Good addition to the thread. To include everything and the parts that need an adjustment, addendum as well as nuances to camshafts, the post could get super lengthy.

I want an extended personal thanks for that post and what you said within it to mine and the camshaft writings. The valve timing is super important should anybody care to make the best of what they’re doing. It’s not easy to quickly explain such things. Especially if someone wants details and wants to slice things up and pick them apart. This is one of the reasons why I don’t suggest cams anymore. Everybody has their opinion on what to someone should wear, what they should be drinking just like what intake, carb, air cleaner, etc….

Many people that make a camshaft suggestion can have a merit, but, it doesn’t always fit exactly what the person wants to do or what they’re looking for. Like everybody else here I can make some generalizations and simple suggestions I can’t make anything exact.

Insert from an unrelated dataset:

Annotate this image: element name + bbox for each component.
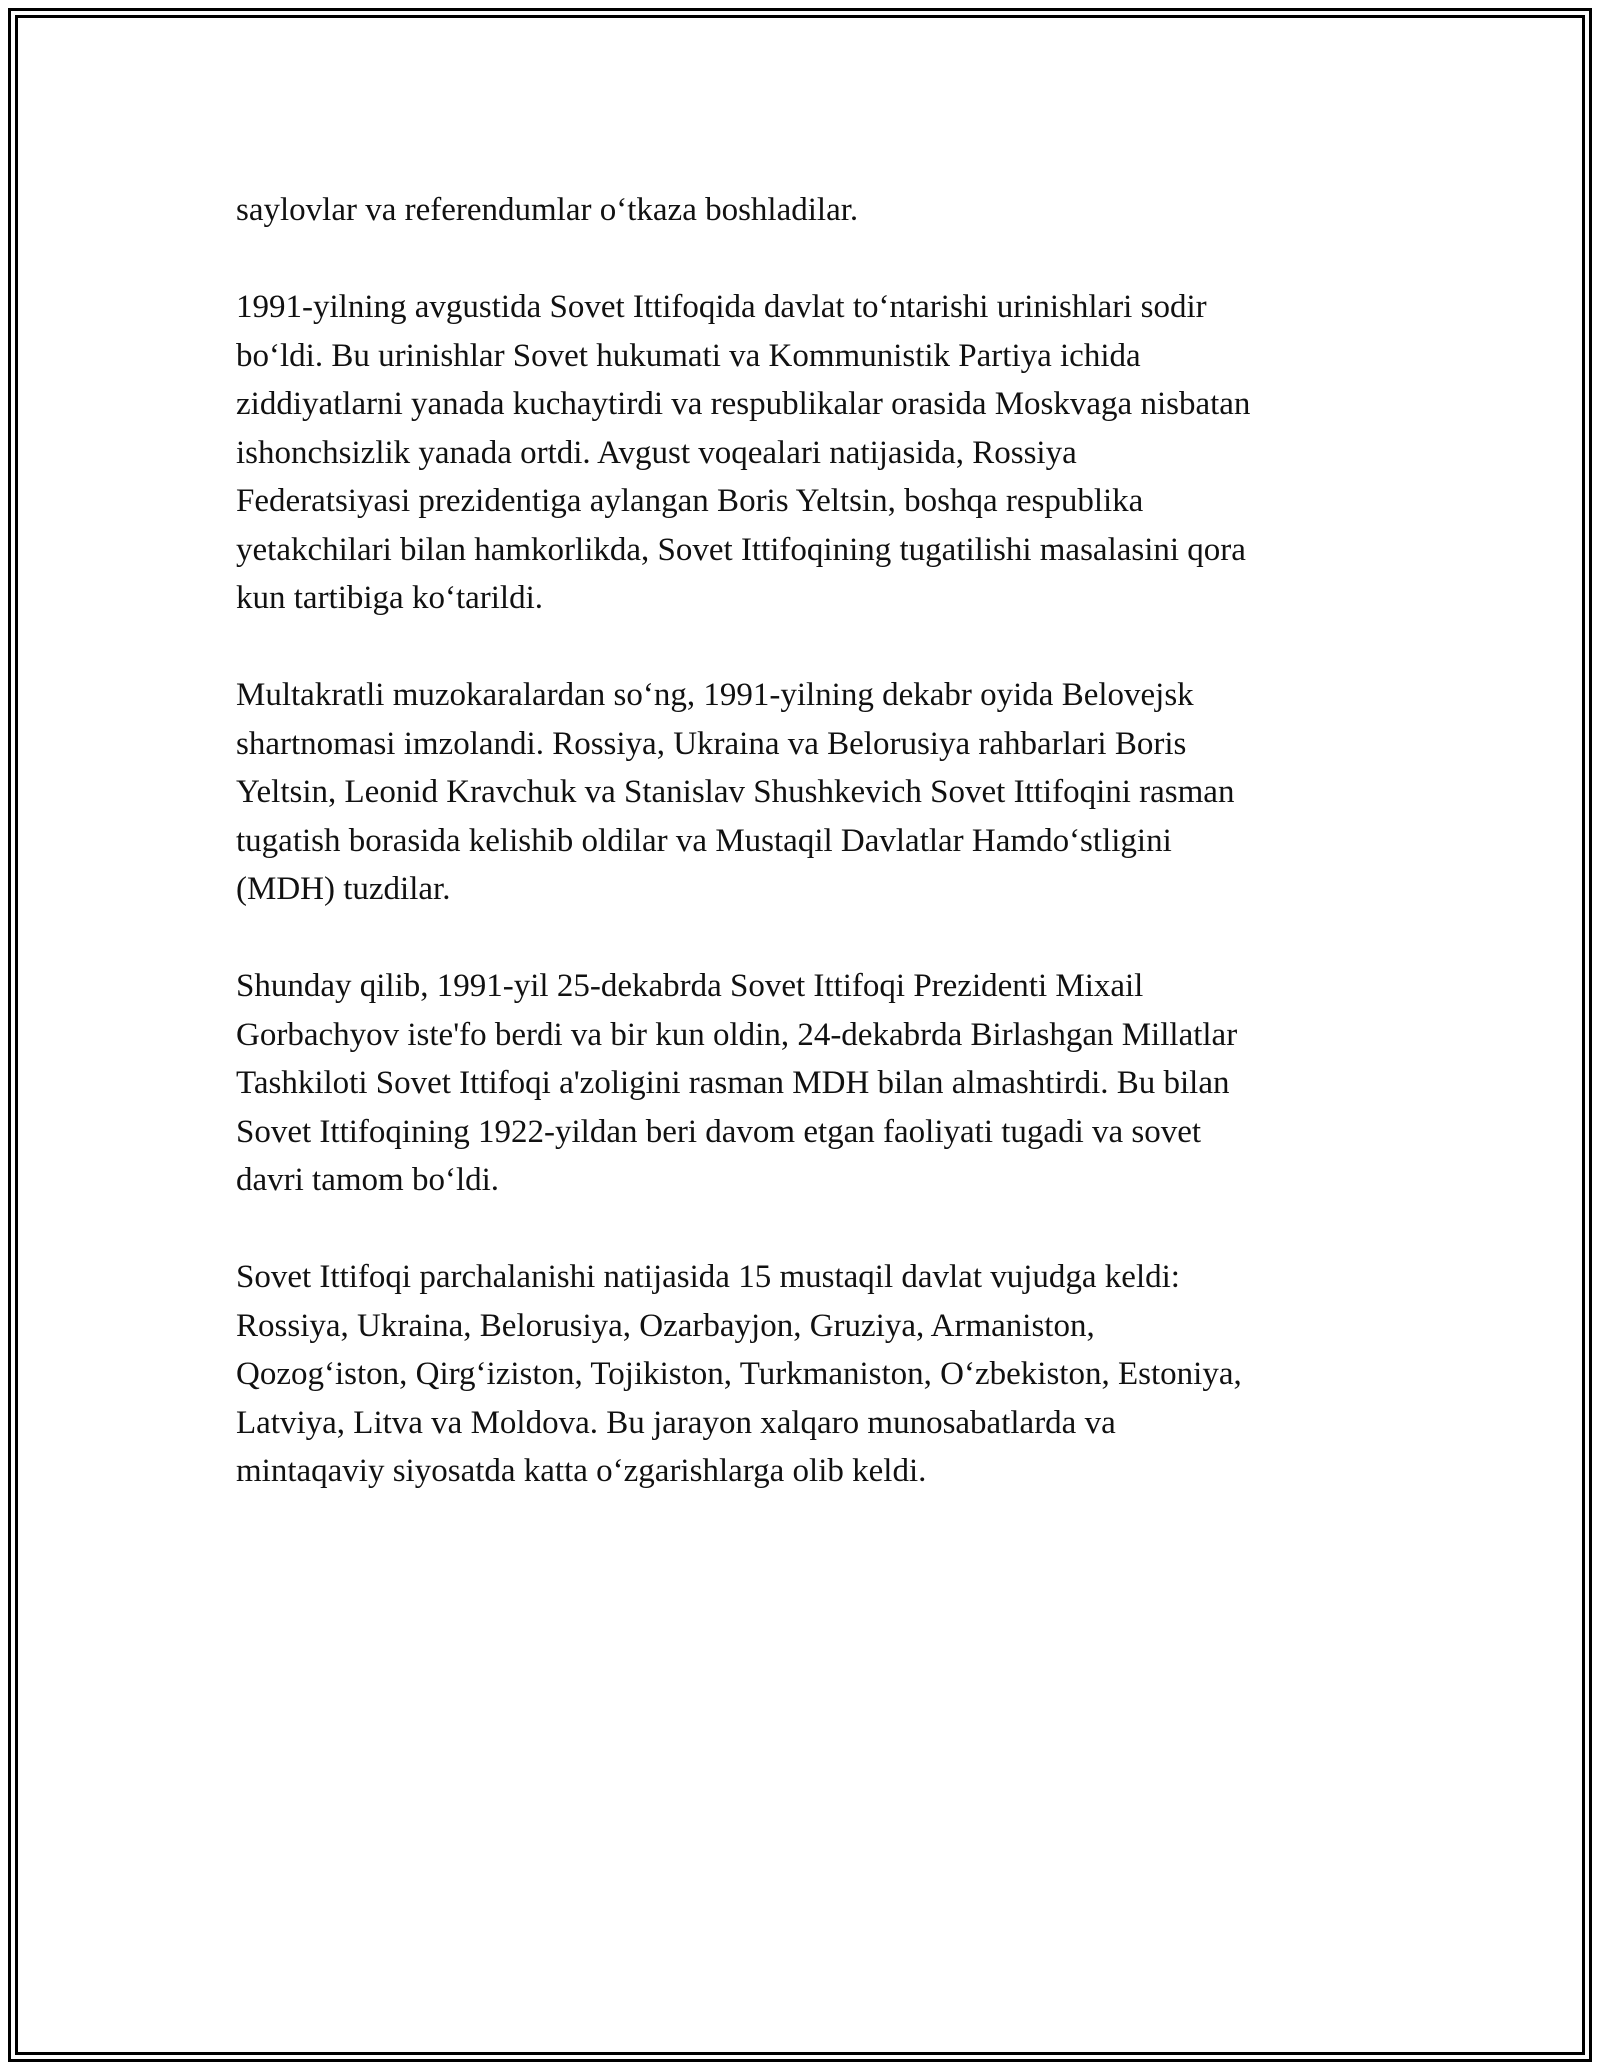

In short, there’s always a better camshaft.
The challenge is to get the best one for you.

Again I like to make a public “Thank You” to Bewy.
Camshafts can be super complex. Never mind an internet board selecting the right one for you. Call up the various camshaft grinders and they even come up with different grinds. Call 10 grinders, get 10 different answers.
 
You do get it right every now and then. lol
Thanks. Sometimes I care a little more than others and actually have the brain on 11. Now, if I could dial it up manually, I’d do it all the time.
 
I run a Comp Cams XR274R Solid Roller in my 499" RB street engine. 236/242 @ .050" .564"/ .570"

Xtreme Energy 236/242 Solid Roller Cam (3 Bolt) for Chrysler 383-440

Just remember the way the lobes are shaped on a roller vs the lobes are on flat tappet cam changes the way it works.

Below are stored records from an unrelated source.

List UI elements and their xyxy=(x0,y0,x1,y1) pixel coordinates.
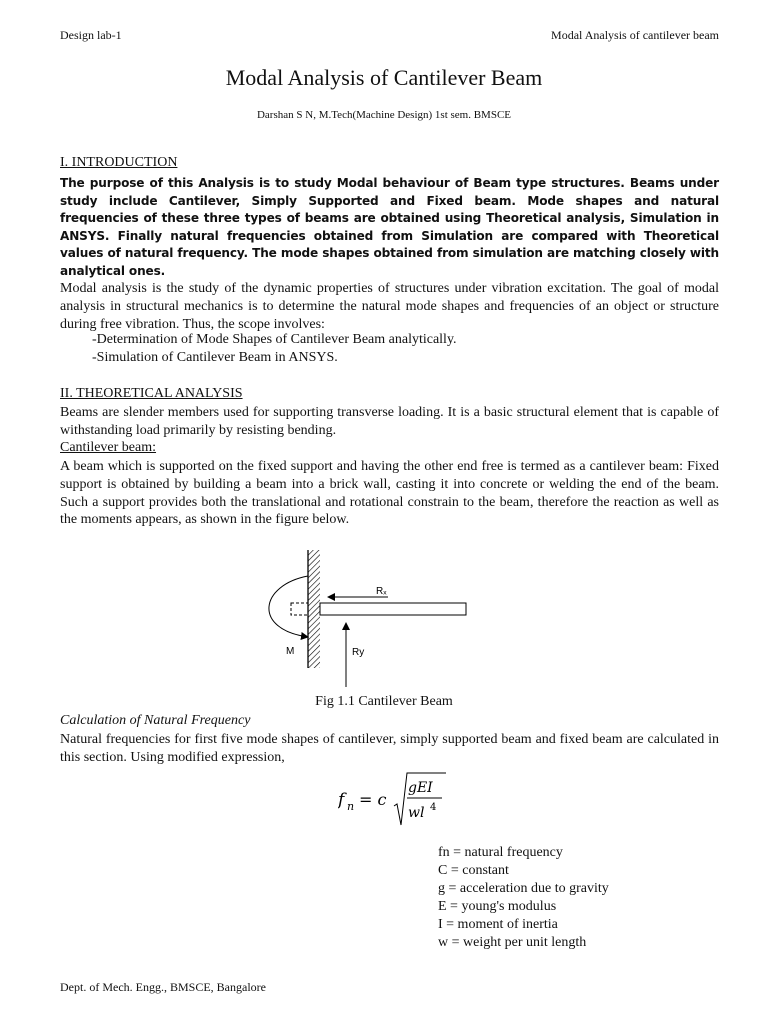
calculation-paragraph: Natural frequencies for first five mode shapes of cantilever, simply supported beam and fixed beam are calculated in this section. Using modified expression, xyxy=(60,732,719,765)
legend-g: g = acceleration due to gravity xyxy=(438,881,609,896)
formula-subscript: n xyxy=(347,800,355,813)
legend-w: w = weight per unit length xyxy=(438,935,587,950)
modal-analysis-paragraph: Modal analysis is the study of the dynamic properties of structures under vibration excitation. The goal of modal analysis in structural mechanics is to determine the natural mode shapes and frequencies of an object or structure during free vibration. Thus, the scope involves: xyxy=(60,281,719,332)
page-footer: Dept. of Mech. Engg., BMSCE, Bangalore xyxy=(60,980,266,994)
page-title: Modal Analysis of Cantilever Beam xyxy=(225,65,543,90)
header-left: Design lab-1 xyxy=(60,28,122,42)
legend-e: E = young's modulus xyxy=(438,899,557,914)
cantilever-beam-heading: Cantilever beam: xyxy=(60,440,157,455)
beam xyxy=(320,603,466,615)
formula-denominator: wl xyxy=(408,805,425,821)
legend-fn: fn = natural frequency xyxy=(438,845,563,860)
figure-caption: Fig 1.1 Cantilever Beam xyxy=(315,694,453,709)
fixed-wall xyxy=(308,550,320,668)
author-line: Darshan S N, M.Tech(Machine Design) 1st sem. BMSCE xyxy=(256,109,512,121)
reaction-rx-label: Rₓ xyxy=(376,586,387,597)
embedded-beam-end xyxy=(291,603,308,615)
scope-item-ansys: -Simulation of Cantilever Beam in ANSYS. xyxy=(92,350,338,365)
theoretical-analysis-heading: II. THEORETICAL ANALYSIS xyxy=(60,386,243,401)
cantilever-beam-figure xyxy=(250,545,480,695)
scope-item-analytical: -Determination of Mode Shapes of Cantilever Beam analytically. xyxy=(92,332,457,347)
introduction-heading: I. INTRODUCTION xyxy=(60,155,178,170)
formula-f: f xyxy=(338,790,345,810)
formula-numerator: gEI xyxy=(408,780,433,796)
cantilever-beam-paragraph: A beam which is supported on the fixed support and having the other end free is termed as a cantilever beam: Fixed support is obtained by building a beam into a brick wall, casting it into concrete or welding the end of the beam. Such a support provides both the translational and rotational constrain to the beam, therefore the reaction as well as the moments appears, as shown in the figure below. xyxy=(60,459,719,528)
header-right: Modal Analysis of cantilever beam xyxy=(551,28,719,42)
beams-paragraph: Beams are slender members used for supporting transverse loading. It is a basic structural element that is capable of withstanding load primarily by resisting bending. xyxy=(60,405,719,438)
introduction-body: The purpose of this Analysis is to study Modal behaviour of Beam type structures. Beams under study include Cantilever, Simply Supported and Fixed beam. Mode shapes and natural frequencies of these three types of beams are obtained using Theoretical analysis, Simulation in ANSYS. Finally natural frequencies obtained from Simulation are compared with Theoretical values of natural frequency. The mode shapes obtained from simulation are matching closely with analytical ones. xyxy=(60,176,719,278)
legend-i: I = moment of inertia xyxy=(438,917,558,932)
legend-c: C = constant xyxy=(438,863,509,878)
calculation-heading: Calculation of Natural Frequency xyxy=(60,713,251,728)
formula-exponent: 4 xyxy=(430,802,437,813)
moment-arrow xyxy=(269,576,308,637)
formula-equals-c: = c xyxy=(359,790,387,809)
reaction-ry-label: Ry xyxy=(352,647,365,658)
natural-frequency-formula xyxy=(338,770,448,828)
moment-label: M xyxy=(286,646,295,657)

While this might not sound like a big cam to those who aren't familiar with roller cams it's effectively 8-10 degrees more duration than a flat tappet cam of the same duration.

There is nothing worse than a poor performing engine because it's over cammed, or worse yet someone using a Thumper cam because they want it to sound mean.

If you want a big block that runs extremely well, then I would suggest using a XR274R cam.